Was the IRS in the wrong? The Supreme Court upheld that it wasn’t. Here’s why:
The areas of the tax code in question include Sec. 7609(a)(1), which requires that the IRS provide notice to anyone named in a summons, allowing them an opportunity to bring a motion to stop it. But Sec. 7609(c)(2)(D)(i) names exceptions, including no notice required if the summons is “in aid of the collection of” the underpaid taxes.
“The IRS can issue a summons both to determine whether a taxpayer owes money and also to collect that debt…It must provide notice only in the former situation,” points out the Journal of Accountancy. Polselli’s wife and attorneys, however, argued that their bank accounts weren’t directly related to him, meaning that the accounts didn’t include collectible assets and, therefore, didn’t qualify under the exception.
As Forbes’ Kelly Phillips Erb explains, the IRS pushed back, asserting that it had reason to believe that the third parties might have information in their records that would, indeed, assist with collections, justifying the action. The IRS suspected that Polselli may have used his wife’s bank account to shield assets and that he could have paid his attorneys in a way that offered additional clues about where hidden assets were being held. (The law firm had previously claimed attorney-client privilege and a lack of retained documentation in response to a direct summons.)
In the end, the Supreme Court ruled that tax-code language left room for the interpretation that the summonses were carried out “in aid of collection” and that Polselli didn’t necessarily need direct legal interest in the third-party accounts for the exception to apply.
Of course, privacy concerns were a centerpiece of the case. The House Ways and Means Committee once stated that under Tax Reform Act of 1976, “the use of [the third-party summons as an] important investigative tool should not unreasonably infringe on the civil rights of taxpayers.” However, Congress also recognized that “it must balance this right to privacy with the IRS’s ability to collect on an assessment.” And that was the rationale the Supreme Court used to support this decision.

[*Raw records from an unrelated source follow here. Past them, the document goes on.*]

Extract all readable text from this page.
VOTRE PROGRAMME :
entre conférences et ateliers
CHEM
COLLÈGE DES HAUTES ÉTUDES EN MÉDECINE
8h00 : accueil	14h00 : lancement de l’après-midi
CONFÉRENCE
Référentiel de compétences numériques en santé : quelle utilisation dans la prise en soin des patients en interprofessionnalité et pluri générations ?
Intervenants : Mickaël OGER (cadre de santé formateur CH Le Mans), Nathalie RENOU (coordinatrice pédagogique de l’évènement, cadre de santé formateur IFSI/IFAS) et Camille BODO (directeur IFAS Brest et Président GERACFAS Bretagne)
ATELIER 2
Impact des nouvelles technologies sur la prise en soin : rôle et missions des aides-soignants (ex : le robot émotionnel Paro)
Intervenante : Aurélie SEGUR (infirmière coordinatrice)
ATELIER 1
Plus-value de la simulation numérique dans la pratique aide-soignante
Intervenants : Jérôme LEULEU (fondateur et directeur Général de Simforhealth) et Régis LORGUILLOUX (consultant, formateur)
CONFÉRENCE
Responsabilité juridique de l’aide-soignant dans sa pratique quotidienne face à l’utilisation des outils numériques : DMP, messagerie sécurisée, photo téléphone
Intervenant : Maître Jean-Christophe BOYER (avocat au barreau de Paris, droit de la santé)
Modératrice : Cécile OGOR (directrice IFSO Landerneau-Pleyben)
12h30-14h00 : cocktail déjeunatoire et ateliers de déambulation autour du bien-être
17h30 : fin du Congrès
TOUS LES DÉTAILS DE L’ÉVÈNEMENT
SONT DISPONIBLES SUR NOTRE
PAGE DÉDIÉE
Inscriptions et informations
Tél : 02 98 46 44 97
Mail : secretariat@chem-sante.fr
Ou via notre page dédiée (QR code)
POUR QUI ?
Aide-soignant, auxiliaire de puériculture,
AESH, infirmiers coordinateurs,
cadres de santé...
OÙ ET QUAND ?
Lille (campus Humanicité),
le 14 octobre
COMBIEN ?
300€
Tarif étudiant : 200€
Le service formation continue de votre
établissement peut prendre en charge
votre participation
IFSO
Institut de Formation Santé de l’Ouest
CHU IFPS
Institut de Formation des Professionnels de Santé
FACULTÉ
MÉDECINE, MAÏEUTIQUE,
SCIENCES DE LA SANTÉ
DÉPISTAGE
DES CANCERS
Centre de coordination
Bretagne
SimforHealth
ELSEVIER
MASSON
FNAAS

“At a time when some taxpayers and politicians are already concerned about billions in funding for stepped up IRS collection and enforcement activities—and what that might mean for related privacy issues—Polselli is raising questions about the IRS’ right to collect financial and other information without giving taxpayers notice that it’s happening,” adds Erb.
Could the IRS be poking around your bank accounts or the accounts of your acquaintances without your knowledge? Not exactly: Reaching this point would certainly involve the delinquent taxpayer being aware the IRS is seeking payment. This was certainly true in Polselli’s case. The underpayment of more than $2 million had been established, and it was only after the taxpayer failed to cooperate that the IRS widened its scope. Remember also that the attorneys received a direct summons notification, which they petitioned.
What other similar actions could be taken secretly? Your bank may inform the IRS of certain payment thresholds and suspicious activity without your knowledge. The U.S. Financial Crimes Enforcement Network (FinCEN) asks financial and related institutions (including insurance and brokerage firms) to file a Suspicious Activity Report (SAR) when they suspect a case of money laundering or fraud. You may be aware that the standard trigger for reporting under the Bank Secrecy Act is $10,000, but institutions are asked to file a SAR for any amount or series of activity when criminal activity is suspected.